Près d'un an après le lancement officiel, la Ville d'Innisfil alloue 350 000 $ supplémentaires pour poursuivre son projet pilote jusqu'en 2019 au moins. Les résidents peuvent se déplacer dans la ville en utilisant le service Uber comme mode de transport en commun.

Un texte de Marie-Hélène Ratel

Plutôt que créer des lignes d’autobus supplémentaires, la municipalité a mis sur pied en mai 2017 un partenariat avec Uber, dans le but d'assurer un meilleur service pour les quelque 36 500 habitants d’un vaste territoire rural.

La municipalité estime économiser ainsi 8 millions de dollars par année.

Les usagers ne déboursent que de trois à cinq dollars pour les déplacements vers des lieux définis, comme certains centres communautaires, l’hôtel de ville, les arrêts d’autobus GO, la station de train GO au sud de Barrie et la succursale Lakeshore de la bibliothèque municipale.

Les autres déplacements vers des destinations sur demande sont aussi moins chers qu'en taxi.

La réponse de la communauté a été très positive depuis le lancement du projet.

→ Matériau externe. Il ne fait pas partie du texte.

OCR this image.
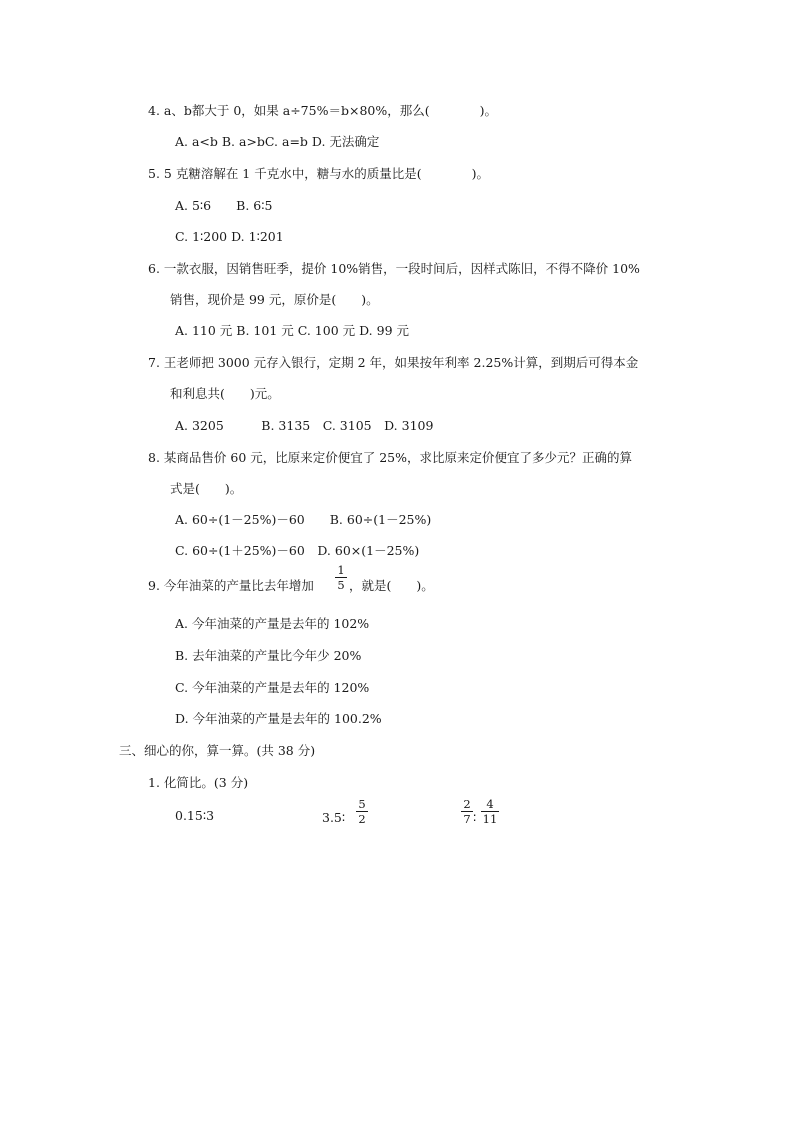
4. a、b都大于 0，如果 a÷75%＝b×80%，那么(　　　　)。
A. a<b B. a>bC. a=b D. 无法确定
5. 5 克糖溶解在 1 千克水中，糖与水的质量比是(　　　　)。
A. 5∶6　　B. 6∶5
C. 1∶200 D. 1∶201
6. 一款衣服，因销售旺季，提价 10%销售，一段时间后，因样式陈旧，不得不降价 10%
销售，现价是 99 元，原价是(　　)。
A. 110 元 B. 101 元 C. 100 元 D. 99 元
7. 王老师把 3000 元存入银行，定期 2 年，如果按年利率 2.25%计算，到期后可得本金
和利息共(　　)元。
A. 3205　　　B. 3135　C. 3105　D. 3109
8. 某商品售价 60 元，比原来定价便宜了 25%，求比原来定价便宜了多少元？正确的算
式是(　　)。
A. 60÷(1－25%)－60　　B. 60÷(1－25%)
C. 60÷(1＋25%)－60　D. 60×(1－25%)
9. 今年油菜的产量比去年增加
1
5 ，就是(　　)。
A. 今年油菜的产量是去年的 102%
B. 去年油菜的产量比今年少 20%
C. 今年油菜的产量是去年的 120%
D. 今年油菜的产量是去年的 100.2%
三、细心的你，算一算。(共 38 分)
1. 化简比。(3 分)
0.15∶3	3.5∶
5
2
2
7 ∶
4
11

Le résident Ryan Deane utilise le service presque toutes les fins de semaine. Il a remarqué une réduction considérable du coût, comparativement à des déplacements avec Uber dans d’autres villes.

Depuis les débuts, plus de 1300 chauffeurs d’Uber ont réalisé au moins un déplacement à Innisfil.

Jean Theriault fait partie de ce nombre. À la semi-retraite, il sert des clients six jours par semaine, 12 heures par jour. Il estime qu’il y a environ une douzaine de chauffeurs à Innisfil qui comme lui se sont créé un emploi à temps plein.

Depuis le lancement du projet, le maire d’Innisfil, Gord Wauchope, dit avoir échangé avec plusieurs maires de villes canadiennes, curieux d’en apprendre davantage sur l’efficacité du système.

Selon lui, il s’agit d’une solution optimale pour les municipalités de taille moyenne, semblable à Innisfil.

Le maire Wauchope croit que le projet pourrait être efficace encore plusieurs années, jusqu’à ce que la population dépasse les 50 000 habitants d’ici 2031.

À ce moment-là, explique-t-il, le conseil municipal devra se pencher sur la question et sans doute envisager l’ajout de lignes d’autobus.